Be sure to install the same version of Cassandra as is installed on the other nodes in the cluster.
  1. Ensure that you are using NetworkTopologyStrategy for all of your keyspaces.
  2. For each node, set the following properties in the cassandra.yaml file:
    1. Add (or edit) auto_bootstrap: false.

      By default, this setting is true and not listed in the cassandra.yaml file. Setting this parameter to false prevents the new nodes from attempting to get all the data from the other nodes in the datacenter. When you run nodetool rebuild in the last step, each node is properly mapped.

    2. Set other properties, such as -seeds and endpoint_snitch, to match the cluster settings.

      For more guidance, see Initializing a multiple node cluster (multiple datacenters).

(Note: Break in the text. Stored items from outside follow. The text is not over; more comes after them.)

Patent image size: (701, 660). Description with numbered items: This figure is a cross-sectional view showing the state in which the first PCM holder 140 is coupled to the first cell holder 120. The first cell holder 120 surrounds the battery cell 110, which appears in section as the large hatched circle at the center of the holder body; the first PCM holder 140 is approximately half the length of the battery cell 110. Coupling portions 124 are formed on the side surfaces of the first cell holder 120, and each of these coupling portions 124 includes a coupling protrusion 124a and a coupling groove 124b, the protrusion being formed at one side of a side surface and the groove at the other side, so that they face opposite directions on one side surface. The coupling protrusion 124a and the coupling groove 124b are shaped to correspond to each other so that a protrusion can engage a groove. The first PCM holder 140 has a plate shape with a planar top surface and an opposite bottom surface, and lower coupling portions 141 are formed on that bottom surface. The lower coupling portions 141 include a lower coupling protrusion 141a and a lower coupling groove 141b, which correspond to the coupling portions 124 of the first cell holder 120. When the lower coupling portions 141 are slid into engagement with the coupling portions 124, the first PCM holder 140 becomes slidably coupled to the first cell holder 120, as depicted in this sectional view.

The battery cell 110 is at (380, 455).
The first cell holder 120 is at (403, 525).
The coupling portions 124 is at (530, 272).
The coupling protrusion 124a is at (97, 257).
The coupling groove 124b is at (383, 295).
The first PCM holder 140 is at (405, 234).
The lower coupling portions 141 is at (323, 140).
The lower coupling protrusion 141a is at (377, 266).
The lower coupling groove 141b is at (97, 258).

      Note: Do not make all nodes seeds, see Internode communications (gossip).
    3. If you want to enable vnodes, set num_tokens.
      Important: Do not set the initial_token parameter.
  3. Update the relevant property file for snitch used on all servers to include the new nodes. You do not need to restart.
  4. Ensure that your clients are configured correctly for the new cluster:
    • If your client uses the DataStax Java, C#, or Python driver, set the load-balancing policy to DCAwareRoundRobinPolicy See the API documentation in the relevant documentation.
    • If you are using another client such as Hector, make sure it does not auto-detect the new nodes so that they aren't contacted by the client until explicitly directed. For example if you are using Hector, use sethostConfig.setAutoDiscoverHosts(false);. If you are using Astyanax, use ConnectionPoolConfigurationImpl.setLocalDatacenter("<datacenter name">) to ensure you are connecting to the specified datacenter.
    • If you are using Astyanax 2.x, with integration with the DataStax Java Driver 2.0, you can set the load-balancing policy to DCAwareRoundRobinPolicy by calling JavaDriverConfigBuilder.withLoadBalancingPolicy().
      AstyanaxContext<Keyspace> context = new AstyanaxContext.Builder()
          ...
          .withConnectionPoolConfiguration(new JavaDriverConfigBuilder()
              .withLoadBalancingPolicy(new TokenAwarePolicy(new DCAwareRoundRobinPolicy()))
              .build())
          ...
  5. If using a QUORUM consistency level for reads or writes, check the LOCAL_QUORUM or EACH_QUORUM consistency level to see if the level meets your requirements for multiple datacenters.
  6. Start Cassandra on the new nodes.
  7. After all nodes are running in the cluster:
    1. Change the keyspace properties to specify the desired replication factor for the new datacenter.

      For example, set strategy options to DC1:2, DC2:2.

      For more information, see ALTER KEYSPACE.

    2. Run nodetool rebuild specifying the existing datacenter on all nodes in the new datacenter:
      nodetool rebuild -- name_of_existing_data_center

      Otherwise, requests to the new datacenter with LOCAL_ONE or ONE consistency levels may fail if the existing datacenters are not completely in-sync.

      You can run rebuild on one or more nodes at the same time. The choices depends on whether your cluster can handle the extra IO and network pressure of running on multiple nodes. Running on one node at a time has the least impact on the existing cluster.

      Attention: If you don't specify the existing datacenter in the command line, the new nodes will appear to rebuild successfully, but will not contain any data.
  8. Change to true or remove auto_bootstrap: false in the cassandra.yaml file.

    Returns this parameter to its normal setting so the nodes can get all the data from the other nodes in the datacenter if restarted.